Scientific Software Database

The Scientific Software Database (SSD) will be launched on January 1st 2010. The SSD currently contains computer programs in FORTRAN,, Maple, MATLAB, Java, python and Sage for a wide assortment of scientific computations in chemical physics, quantum physics, quantum computing, applied mathematics, pure mathematics, bioinformatics, computational genetics, chaos theory, game theory, fractal analysis and computational neuroscience.
Purposes
With the rise of the use of numerical computation as an experimental technique in science, many articles in the scientific literature have been published without confirmation of the veracity of their numerical results, and in many cases, false results have leaked into the literature - either because the authors used a program that had a bug about which they were unaware, or because knew they could cheat the current with false reports and that no one would care to spend the time rewriting a code simply to verify their results.

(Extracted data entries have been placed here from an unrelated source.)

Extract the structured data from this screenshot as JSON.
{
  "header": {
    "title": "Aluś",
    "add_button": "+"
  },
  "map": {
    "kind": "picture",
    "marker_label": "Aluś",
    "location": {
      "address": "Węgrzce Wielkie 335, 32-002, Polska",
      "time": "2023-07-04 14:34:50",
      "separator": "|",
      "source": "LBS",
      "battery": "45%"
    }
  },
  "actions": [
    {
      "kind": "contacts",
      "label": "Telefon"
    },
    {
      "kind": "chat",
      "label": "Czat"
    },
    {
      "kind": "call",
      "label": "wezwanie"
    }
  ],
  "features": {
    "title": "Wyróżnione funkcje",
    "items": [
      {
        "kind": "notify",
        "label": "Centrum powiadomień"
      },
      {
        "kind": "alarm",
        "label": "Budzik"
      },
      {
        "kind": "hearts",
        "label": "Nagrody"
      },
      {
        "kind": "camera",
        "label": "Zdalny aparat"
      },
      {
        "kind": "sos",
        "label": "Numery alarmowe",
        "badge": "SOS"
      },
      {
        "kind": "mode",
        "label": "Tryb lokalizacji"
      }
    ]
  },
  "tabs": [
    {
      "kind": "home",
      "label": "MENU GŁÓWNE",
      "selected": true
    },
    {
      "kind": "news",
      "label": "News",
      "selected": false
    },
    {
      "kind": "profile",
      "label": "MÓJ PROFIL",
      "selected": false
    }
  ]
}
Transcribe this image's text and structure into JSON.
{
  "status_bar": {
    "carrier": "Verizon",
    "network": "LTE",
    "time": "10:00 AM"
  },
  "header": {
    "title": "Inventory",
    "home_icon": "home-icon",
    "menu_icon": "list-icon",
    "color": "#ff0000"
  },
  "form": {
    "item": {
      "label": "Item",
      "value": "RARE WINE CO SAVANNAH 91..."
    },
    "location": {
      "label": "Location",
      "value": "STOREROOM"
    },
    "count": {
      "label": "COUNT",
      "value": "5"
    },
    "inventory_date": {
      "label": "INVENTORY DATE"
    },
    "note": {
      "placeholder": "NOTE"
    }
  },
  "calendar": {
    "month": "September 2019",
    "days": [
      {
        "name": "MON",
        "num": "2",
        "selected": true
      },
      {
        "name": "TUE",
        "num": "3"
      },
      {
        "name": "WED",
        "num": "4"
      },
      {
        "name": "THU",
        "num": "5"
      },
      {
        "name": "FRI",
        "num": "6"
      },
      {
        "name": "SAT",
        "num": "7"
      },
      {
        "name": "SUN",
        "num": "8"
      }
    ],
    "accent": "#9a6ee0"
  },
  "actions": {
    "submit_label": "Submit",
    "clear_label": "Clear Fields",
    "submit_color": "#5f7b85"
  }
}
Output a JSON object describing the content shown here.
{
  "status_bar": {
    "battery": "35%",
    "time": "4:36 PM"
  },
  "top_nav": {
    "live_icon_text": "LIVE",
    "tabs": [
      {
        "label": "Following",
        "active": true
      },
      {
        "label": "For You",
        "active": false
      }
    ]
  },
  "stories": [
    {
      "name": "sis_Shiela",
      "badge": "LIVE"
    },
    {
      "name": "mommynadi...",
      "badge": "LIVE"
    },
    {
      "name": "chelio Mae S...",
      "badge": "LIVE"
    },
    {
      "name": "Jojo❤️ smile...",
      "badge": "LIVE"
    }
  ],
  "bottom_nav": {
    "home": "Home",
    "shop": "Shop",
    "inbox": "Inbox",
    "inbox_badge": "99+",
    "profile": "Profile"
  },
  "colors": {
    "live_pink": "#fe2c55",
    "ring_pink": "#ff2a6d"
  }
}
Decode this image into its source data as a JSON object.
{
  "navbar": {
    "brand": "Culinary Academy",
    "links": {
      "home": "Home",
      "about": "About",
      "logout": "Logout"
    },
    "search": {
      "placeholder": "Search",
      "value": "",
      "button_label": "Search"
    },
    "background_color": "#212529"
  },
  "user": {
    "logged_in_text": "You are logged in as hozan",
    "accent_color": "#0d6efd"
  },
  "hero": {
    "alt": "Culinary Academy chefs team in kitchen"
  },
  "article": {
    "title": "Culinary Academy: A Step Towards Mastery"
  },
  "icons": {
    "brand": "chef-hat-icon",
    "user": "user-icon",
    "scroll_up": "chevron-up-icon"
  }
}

In either case, the SSD community provides an open medium in which scientific programmers share their codes and therefore allows scientific results to be verifiable and in some cases, for codes to be enhanced.
How it works
Authors of programs used for any type of scientific computation can at any time upload their code to the database. Participating authors may choose to share their code for free, or to put a price for its use. In either case, downloads of codes are tracked, and anyone that publishes a paper in a scientific journal, in which the paper was based partially on use of that code, is expected to reference credit the authors appropraitely. Members of the SSD community monitor publications as they are put forth: If a paper is published by an author who has recently downloaded a particular code, and appears to have used that code for simulations leading to the publication without referencing it properly, their privilege to download more codes from the SSD may be severely restricted. The SSD keeps track of which codes appear most useful in the scientific literature based on citations, and authors of highly cited software can be awarded research grants. Premium members (members who have paid a fee) may have their codes reviewed by expert programmers for optimization and algorithm-enhancement or parallelization. Authors may also make downloading of their code restricted on a need for permission basis.
Support and Controversy
While open-source proponents like William Stein, and quantum computing researcher Michael Nielsen (see for example, the prequel to his newest book The Future of Science ) advocate the idea of a more open world of science , many people criticize the aims of the SSD. The two main arguments against the SSD are the fear of code pollution (the fear that source codes let lose can be "polluted" by someone customizing it, and likely changing its mathematical integrity, and then distributing it somewhere untrustworthy), and the lack of virtue in the market portion of the database. People arguing the latter point disagree that scientific code should be sold as a commodity in this manner.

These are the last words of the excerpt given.